Ozone in the Uinta Basin

UPHE’s president and cofounder was recently on Utah Public Radio (UPR), chiming in on the Uinta Basin’s ozone problem.

The Uinta Basin, in eastern Utah, hasn’t met federal air quality standards for ozone in years. Oil and gas companies say they’re making efforts to reduce emissions, but the air still doesn’t meet EPA standards. Oil and gas companies in the area are also actively and aggressively pursuing increasing extraction through projects like the Uinta Basin Railway and the Wildcat Loadout.

“If you inhale ozone acutely, it chemically, biologically acts like sun, burning the lining of the lungs — well, in addition to the lungs — that creates an inflammatory response in the body from the immune system that then creates a cascade of the production of inflammatory chemicals,” Moench said on UPR. “And those inflammatory chemicals can then wreak some biological havoc on organs far removed from the lungs … that has systemic implications that can affect virtually all critical organs.”

Moench said even small amounts of remaining pollution can be harmful.

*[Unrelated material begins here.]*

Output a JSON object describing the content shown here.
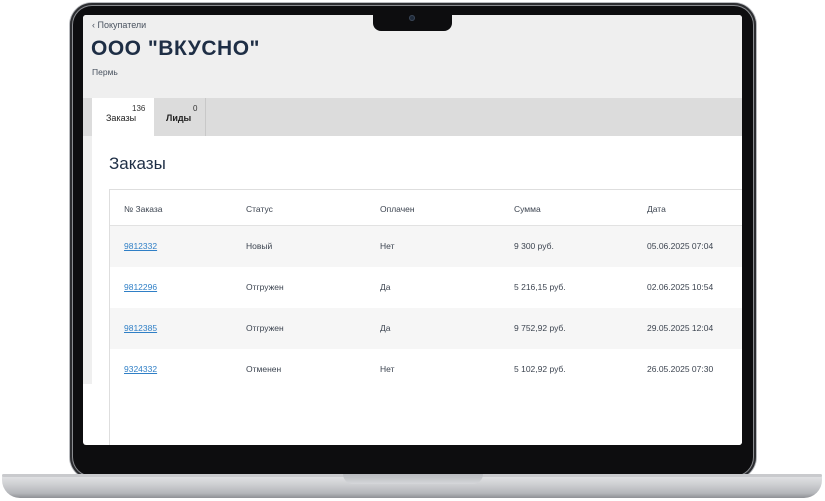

“I’ll give you one example. It helps illustrate the point: smoking one cigarette a day is virtually half as much risk as smoking an entire pack. So that illustrates one, there’s no safe number of cigarettes you can smoke, and the impact of each cigarette is actually greater for the first few cigarettes than it is for the last few cigarettes,” he said.

Moench said the same principle applies to air pollution in the atmosphere.

“When the background levels of pollution are very low, small increments in pollution have more of an impact in that setting than the same increments would have if the background levels were very high,” he explained. “Even small decreases in air pollution can have significant public health benefits.”